Mais tout est possible dans un contexte moderne qui veut que la drogue soit un viatique salutaire pour les jeunes. Une nuit d'automne, on a retrouvé Rosalie Richard morte au bout d'un chemin. Était-ce à cause de ses dettes reliées à sa consommation ou encore à cause d'une tout autre raison ? C'est le lieutenant Gingras, un détective de l'extérieur, qui est mandaté pour mener l'enquête. Selon lui, il est clair qu'il s'agit d'un meurtre gratuit commis par un déséquilibré. Le sergent André Surprenant, un policier des îles, n'adhère à aucune de ces hypothèses. Il penche plutôt en faveur d'une savante mise en scène pour se débarrasser d'une étudiante gênante, accablée par le suicide de son frère. Pour ne pas être taxé d'insubordination, il cueille en parallèle des informations pour étayer sa thèse. Il sait que sa divergence pourrait être une entrave à des promotions éventuelles, voire une cause de destitution. Cette situation crée une atmosphère de tension que l'auteur monte en épingle pour soutenir l'intérêt de cette enquête.

À l'aide d'un matériel connu, il a concocté un polar dont la trame s'enracine discrètement dans les dédales hospitaliers. L'intrigue tient grâce à un tressage serré de la médecine et du milieu maritime. Outre l'exploitation d'un univers familier à des fins littéraires, Jean Lemieux a su rendre palpable l'ambiance dans laquelle travaillent les policiers. Il a sûrement participé comme coroner à leurs enquêtes. En somme, c'est un polar des plus informatif.

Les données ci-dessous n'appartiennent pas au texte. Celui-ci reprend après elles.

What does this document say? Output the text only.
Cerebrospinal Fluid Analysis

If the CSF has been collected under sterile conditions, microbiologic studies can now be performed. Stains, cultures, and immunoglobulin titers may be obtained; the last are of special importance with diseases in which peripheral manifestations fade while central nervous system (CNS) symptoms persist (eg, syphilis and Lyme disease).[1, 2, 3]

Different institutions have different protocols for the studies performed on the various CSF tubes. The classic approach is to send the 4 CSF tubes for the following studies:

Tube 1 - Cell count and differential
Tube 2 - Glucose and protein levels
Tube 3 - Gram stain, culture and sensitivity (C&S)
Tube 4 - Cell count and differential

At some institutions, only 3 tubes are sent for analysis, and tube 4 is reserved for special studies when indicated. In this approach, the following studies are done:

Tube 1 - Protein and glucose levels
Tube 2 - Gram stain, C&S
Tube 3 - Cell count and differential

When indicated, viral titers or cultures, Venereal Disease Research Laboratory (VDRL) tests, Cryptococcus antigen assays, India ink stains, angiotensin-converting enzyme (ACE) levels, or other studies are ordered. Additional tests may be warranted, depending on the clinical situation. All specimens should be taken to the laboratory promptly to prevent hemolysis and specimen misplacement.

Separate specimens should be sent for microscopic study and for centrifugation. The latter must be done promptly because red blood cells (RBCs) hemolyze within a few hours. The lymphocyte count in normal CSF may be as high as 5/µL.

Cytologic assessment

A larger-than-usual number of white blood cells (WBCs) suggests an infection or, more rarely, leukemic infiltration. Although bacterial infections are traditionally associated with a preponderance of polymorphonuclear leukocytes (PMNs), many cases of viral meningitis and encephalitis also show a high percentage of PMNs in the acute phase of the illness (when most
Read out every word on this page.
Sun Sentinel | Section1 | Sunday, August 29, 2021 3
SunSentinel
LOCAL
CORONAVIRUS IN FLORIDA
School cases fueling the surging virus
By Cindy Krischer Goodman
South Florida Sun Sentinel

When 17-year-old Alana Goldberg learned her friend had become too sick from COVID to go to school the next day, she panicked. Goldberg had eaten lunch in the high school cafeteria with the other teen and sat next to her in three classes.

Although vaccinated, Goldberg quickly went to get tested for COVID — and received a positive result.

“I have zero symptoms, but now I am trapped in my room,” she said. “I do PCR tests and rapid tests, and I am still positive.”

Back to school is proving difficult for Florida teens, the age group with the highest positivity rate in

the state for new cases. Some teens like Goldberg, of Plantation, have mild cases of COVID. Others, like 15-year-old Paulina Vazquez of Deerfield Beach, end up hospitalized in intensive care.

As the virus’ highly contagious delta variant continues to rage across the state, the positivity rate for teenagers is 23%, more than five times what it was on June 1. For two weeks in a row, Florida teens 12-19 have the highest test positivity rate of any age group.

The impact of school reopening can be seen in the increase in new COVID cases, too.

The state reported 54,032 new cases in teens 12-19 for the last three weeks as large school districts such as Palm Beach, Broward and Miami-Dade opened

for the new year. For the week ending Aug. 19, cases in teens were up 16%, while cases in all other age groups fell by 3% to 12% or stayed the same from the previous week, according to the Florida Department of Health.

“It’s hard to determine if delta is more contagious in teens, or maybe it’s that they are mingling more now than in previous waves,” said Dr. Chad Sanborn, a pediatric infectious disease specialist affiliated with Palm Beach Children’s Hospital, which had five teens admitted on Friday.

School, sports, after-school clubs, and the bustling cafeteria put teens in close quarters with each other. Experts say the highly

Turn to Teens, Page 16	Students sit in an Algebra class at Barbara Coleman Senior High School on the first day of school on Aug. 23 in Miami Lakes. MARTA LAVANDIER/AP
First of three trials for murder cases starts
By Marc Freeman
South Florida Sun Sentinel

Cet aspect rend l'œuvre intéressante, comme les protagonistes qui sont incarnés dans un vécu qui les distingue. La première partie étoffe convenablement les personnages pour assurer leur crédibilité. Le héros, le sergent André Surprenant, est plus qu'un simple policier. C'est un homme marié qui ne parvient pas à démêler ses sentiments. La victime, Rosalie Richard, est une naïve qui va payer pour ses erreurs de jugement. La deuxième partie est plus faible. L'auteur délaisse quelque peu l'art romanesque en faveur d'un résumé rapide cousu de fil blanc. Malgré cette précipitation incongrue et les invraisemblances, le roman, écrit avec élégance, se déroule dans une atmosphère dramatique qui tient en haleine.